Youth are not just the future; they are the now. My name is Jeremiah, and I am part of the Think Big Team of Multiplying Good. Like many of you, I have thought a lot about this year and the era in which we live. 2020, in particular, reminds me of our oft-forgotten connection to history. In many ways, this year has been dictated by a disease that frequently draws comparisons to the pandemic that happened a century ago. The most significant wave of civil rights protests, not just in the USA but around the world, in half a century has taken place in the last couple of months. Around the world, we see once in a lifetime insect infestations, environmental degradation, and other calamities.

However, we also see another phenomenon in history awaken again: youth power. In the wake of the Holocaust, it was teenage Anne Frank's memoir that helped convince the world to ensure that "Never Again" happened. It was young Claudette Colvin who first refused to give up her seat on segregated buses. It was Jack Andraka, a Multiplying Good alum, who convinced the world that screening for cancer should be accessible to everyone, and then made it happen. Time after time, young people have spoken up after getting tired of hearing the deafening roar of their society's silence. They have not just been participants in movements; they have led them. Again now, we see young people taking up the mantle for progress.

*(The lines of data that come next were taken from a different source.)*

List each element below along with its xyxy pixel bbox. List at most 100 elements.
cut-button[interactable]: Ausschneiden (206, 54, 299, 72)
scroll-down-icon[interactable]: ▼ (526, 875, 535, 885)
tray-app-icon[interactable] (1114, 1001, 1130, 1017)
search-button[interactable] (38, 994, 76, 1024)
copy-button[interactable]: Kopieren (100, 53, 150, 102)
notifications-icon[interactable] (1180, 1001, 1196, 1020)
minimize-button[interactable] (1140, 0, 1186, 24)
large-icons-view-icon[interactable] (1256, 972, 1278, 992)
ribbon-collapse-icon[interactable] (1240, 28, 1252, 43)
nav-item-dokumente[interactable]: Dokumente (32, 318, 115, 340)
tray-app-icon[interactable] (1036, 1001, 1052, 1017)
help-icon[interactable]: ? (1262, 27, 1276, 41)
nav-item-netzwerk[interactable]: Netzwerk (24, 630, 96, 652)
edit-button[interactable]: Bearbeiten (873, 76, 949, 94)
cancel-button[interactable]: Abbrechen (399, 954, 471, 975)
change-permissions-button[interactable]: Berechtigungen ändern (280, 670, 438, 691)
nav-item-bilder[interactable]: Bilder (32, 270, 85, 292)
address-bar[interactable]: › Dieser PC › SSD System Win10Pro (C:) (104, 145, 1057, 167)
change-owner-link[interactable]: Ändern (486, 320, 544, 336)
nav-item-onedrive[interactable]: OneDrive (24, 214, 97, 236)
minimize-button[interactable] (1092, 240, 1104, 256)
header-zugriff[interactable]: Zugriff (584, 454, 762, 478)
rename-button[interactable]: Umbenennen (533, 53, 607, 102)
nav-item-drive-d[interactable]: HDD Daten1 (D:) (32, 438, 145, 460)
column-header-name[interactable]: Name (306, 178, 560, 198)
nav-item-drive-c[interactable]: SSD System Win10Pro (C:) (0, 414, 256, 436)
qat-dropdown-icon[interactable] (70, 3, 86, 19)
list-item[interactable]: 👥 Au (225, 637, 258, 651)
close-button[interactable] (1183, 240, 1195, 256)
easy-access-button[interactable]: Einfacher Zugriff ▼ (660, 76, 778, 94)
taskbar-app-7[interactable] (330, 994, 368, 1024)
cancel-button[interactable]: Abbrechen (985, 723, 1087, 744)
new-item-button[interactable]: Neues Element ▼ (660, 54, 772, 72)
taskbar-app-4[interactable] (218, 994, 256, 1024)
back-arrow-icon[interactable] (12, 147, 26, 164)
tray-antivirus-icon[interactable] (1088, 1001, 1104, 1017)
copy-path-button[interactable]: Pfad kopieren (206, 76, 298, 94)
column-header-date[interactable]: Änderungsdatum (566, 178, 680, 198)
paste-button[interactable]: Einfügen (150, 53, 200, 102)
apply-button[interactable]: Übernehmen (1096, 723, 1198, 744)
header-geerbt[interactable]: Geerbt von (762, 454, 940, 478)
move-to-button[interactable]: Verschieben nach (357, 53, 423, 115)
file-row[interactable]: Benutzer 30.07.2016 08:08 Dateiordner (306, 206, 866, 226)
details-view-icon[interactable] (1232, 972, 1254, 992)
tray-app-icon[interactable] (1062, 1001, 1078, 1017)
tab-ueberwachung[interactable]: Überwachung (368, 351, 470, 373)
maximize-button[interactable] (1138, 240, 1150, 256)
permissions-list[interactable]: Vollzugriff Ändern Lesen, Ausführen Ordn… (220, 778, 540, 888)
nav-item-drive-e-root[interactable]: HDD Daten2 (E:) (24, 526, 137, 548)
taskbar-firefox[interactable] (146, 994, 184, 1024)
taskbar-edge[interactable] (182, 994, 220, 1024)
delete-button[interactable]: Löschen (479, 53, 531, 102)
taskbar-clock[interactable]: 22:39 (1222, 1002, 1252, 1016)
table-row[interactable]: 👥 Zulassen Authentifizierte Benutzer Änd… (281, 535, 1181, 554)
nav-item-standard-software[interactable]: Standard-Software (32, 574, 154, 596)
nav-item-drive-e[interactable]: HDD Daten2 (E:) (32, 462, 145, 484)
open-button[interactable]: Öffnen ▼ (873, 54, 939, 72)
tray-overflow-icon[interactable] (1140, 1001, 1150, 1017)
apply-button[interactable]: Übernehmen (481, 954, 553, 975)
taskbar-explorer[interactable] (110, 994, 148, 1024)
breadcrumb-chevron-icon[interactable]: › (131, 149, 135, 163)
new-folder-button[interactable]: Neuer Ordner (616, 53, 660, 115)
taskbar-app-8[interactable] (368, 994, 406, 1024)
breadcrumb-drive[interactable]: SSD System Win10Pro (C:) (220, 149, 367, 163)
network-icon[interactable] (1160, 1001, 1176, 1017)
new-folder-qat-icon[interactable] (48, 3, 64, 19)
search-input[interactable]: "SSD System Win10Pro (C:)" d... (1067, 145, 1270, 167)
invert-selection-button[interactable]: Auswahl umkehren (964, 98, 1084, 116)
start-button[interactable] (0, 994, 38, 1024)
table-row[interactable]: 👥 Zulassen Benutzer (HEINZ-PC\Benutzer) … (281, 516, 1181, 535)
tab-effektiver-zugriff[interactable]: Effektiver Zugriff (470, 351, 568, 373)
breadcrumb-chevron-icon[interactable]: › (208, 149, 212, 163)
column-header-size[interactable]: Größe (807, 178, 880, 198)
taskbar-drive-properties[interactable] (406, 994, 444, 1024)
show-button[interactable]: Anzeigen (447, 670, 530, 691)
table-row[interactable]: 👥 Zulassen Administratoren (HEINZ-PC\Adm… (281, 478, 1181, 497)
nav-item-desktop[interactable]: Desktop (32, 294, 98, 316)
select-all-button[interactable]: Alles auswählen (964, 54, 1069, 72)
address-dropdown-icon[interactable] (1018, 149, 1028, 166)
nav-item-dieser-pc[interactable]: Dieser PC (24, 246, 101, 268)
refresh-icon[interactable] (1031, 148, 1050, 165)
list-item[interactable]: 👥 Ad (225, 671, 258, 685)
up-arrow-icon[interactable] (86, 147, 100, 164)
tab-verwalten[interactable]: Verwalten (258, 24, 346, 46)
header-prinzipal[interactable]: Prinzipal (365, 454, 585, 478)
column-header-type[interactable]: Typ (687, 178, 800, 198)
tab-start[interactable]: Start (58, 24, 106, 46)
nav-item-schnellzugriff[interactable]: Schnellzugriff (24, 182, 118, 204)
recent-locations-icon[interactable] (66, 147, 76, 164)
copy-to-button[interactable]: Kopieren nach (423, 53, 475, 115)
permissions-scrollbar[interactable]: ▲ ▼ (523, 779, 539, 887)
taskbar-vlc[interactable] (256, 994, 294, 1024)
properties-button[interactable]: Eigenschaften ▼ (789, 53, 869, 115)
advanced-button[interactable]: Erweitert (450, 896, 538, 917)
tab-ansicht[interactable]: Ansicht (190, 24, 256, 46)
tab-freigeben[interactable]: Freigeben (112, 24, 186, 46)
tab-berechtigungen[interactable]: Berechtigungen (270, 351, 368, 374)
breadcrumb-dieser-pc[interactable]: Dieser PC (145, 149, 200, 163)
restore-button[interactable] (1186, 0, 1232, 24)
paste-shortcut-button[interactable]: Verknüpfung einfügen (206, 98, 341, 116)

If the haunting reports of disease, hunger, and destruction are a sobering reminder that history is a story ever-told and told before, then the triumph of young people in showing humanity what is possible, is a reassurance that there are people in the world who will dream, organize, and do. They are reminders that heroes exist among us and in us. Two things I have learned from young changemakers that I want to share in this post. The first is that our greatest strength is not power, but perseverance. This is evident in the narratives of countless Students in Action groups and projects created by young people in the Multiplying Good network. I encourage you to seek those stories, many of them are on the Multiplying Good social media pages. The second is that once we realize that our ability to overcome challenges is the source of our greatest inspiration, progress becomes destiny.

International Youth Day is only a few days away. The United Nations theme for the day is Youth Engagement for Global Action. I can't think of a more appropriate celebration this year. Especially this year, we have seen young people from around the world saying that they are going to be the change of tomorrow, today. To be fair, though, I think young people have an unfair advantage when it comes to peacemaking. Change and betterment take a certain degree of outside the box thinking: an uncanny ideation of the possible, design thinking that is original, and a creative drive to make things happen. All of these are characteristics found in the youth of the world. Maybe that's why we see so many young people around the world coming up with ideas for making the world better—and then doing them. It takes the mad people of today to be crazy enough for a future we cannot yet see. It seems that overwhelmingly, a lot of those people are young.

Multiplying Good is proud to celebrate and help young changemakers. From our innovative Students in Action groups celebrated at our national ceremony, to the Think Big Team, which provides a platform for youth leadership, Multiplying Good is committed to youth engagement and enabling young people to be the change the world needs. Join us in celebrating International Youth Day as we recognize and remember the young people around the world and in our own communities that have helped bring us where we are now and keep on working towards a better future.